Fun with TS832 Video Transmitters

Le Tue 06 October 2015

I finally got around to fitting my large(ish) Fox Glider with an FPV system comprised of a nice little camera from FoxtechFPV, a Dianmu OSD flight controller, and a 600mW FoxtechFPV TS832 Video transmitter. The attractive feature of the TS832 VTx is that they have a couple of buttons that allow you to quickly and easily change channels. If you are experiencing a bad signal on one frequency, it is easy just to switch across to another one with a clear signal. In that respect they are nice little units....but.

Upon landing after one of the short first flights with the new system I observed that the video transmitter was running quite hot. Certainly a lot hotter than I had experienced with the other video transmitters I have used. I had not realised quite how hot it had got until I had reason to take the transmitter off and found a neat melted hole in the plastic sheath around the device. It still works so I removed the sheath to try to get as much airflow around it as possible. I bought it a couple of years ago along with a receiver and two other TS832s. One of the TS832s failed very early and FoxtechFPV replaced it with a new one. I figured it was just that I had been unlucky and received a one-off dud. Now that I am finally putting the TS832 video transmitters into use I have been very disappointed to find just how crappy they are.

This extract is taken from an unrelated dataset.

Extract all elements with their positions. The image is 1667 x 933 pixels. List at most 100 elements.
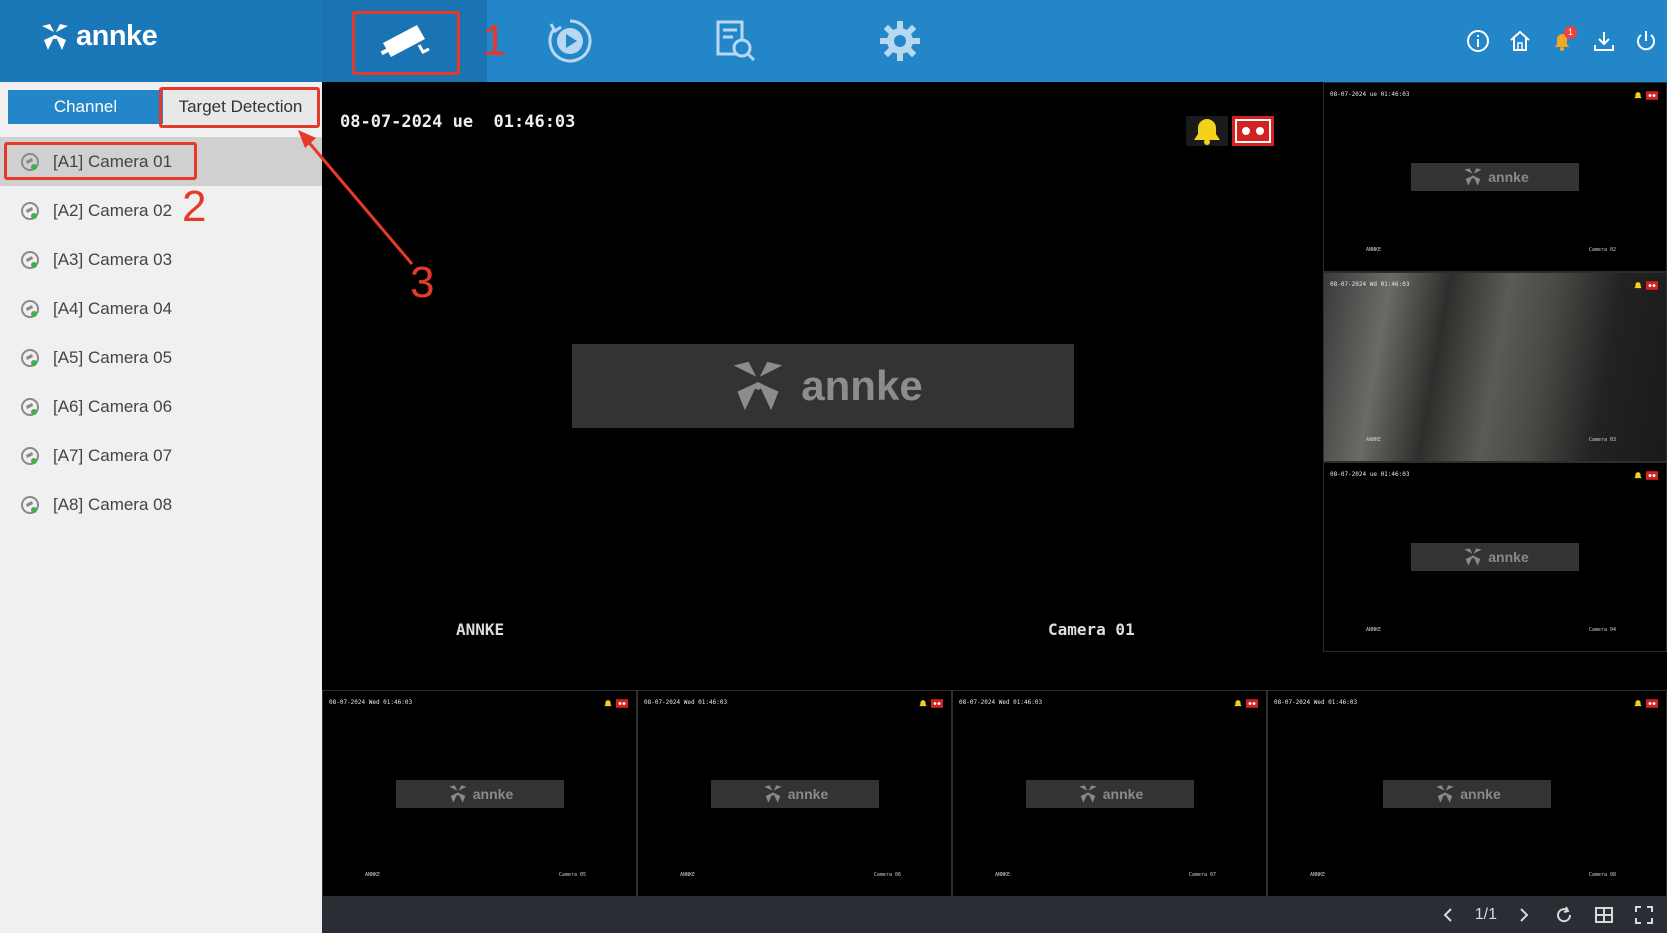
main-alarm-icons <box>1186 116 1274 146</box>
camera-online-icon <box>20 152 40 172</box>
alarm-bell-icon <box>604 700 612 707</box>
annke-logo-icon <box>1079 784 1097 803</box>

Know your enemy - the front face of the TS832 video transmitter
Know your enemy - the front face of the TS832 video transmitter

I have a friend who is developing some kit to go on one of his fixed wing planes. He had purchased a TS832 video transmitter and was having problems getting a signal from it. I set up my video receiving station and agreed that there was nothing there to receive. We pulled out the video transmitter and it had a cooked patch on it. Seeing as I had several of the same video transmitters ready to go, I grabbed one from home and we installed it. Based on my growing distrust of the TS832s I suspected this was going to be a sacrifice to the gods of smoke and mishap. I was not wrong. We had a good signal and got the plane into the air. After about half a minute of flying the signal suddenly stopped. When we looked at the video transmitter we found that it had failed spectacularly (as shown below). It was well and truly toasted, and had even had a go at charring the plywood mounting on the plane.

Toasted burnedout stuffed TS832 video transmitter

So my advice on the TS832 video transmitters in all their guises and different brands is avoid them like the plague. They are rubbish. There is a diode (or something resembling a diode) that is inadequately sized for the voltages and currents it carries. Two out of three transmitters that are completely fried and one that could go at any moment is a pretty poor record. All of them were operated with good airflow around them and good aerials. It is possible the only reason the one from the Fox glider has not failed is because it was not suppling electricity to the camera. There are plenty of reviews on the web that suggest these things are pretty crappy and badly under-perform, it's just a shame there were none of these reviews around at the time I bought mine.

Because I don't trust my remaining TS832, I have replaced it with a 600mW ImmersionRC video transmitter. I have used one of the ImmersionRC units on another of my planes for quite a few years and not had any problems with it.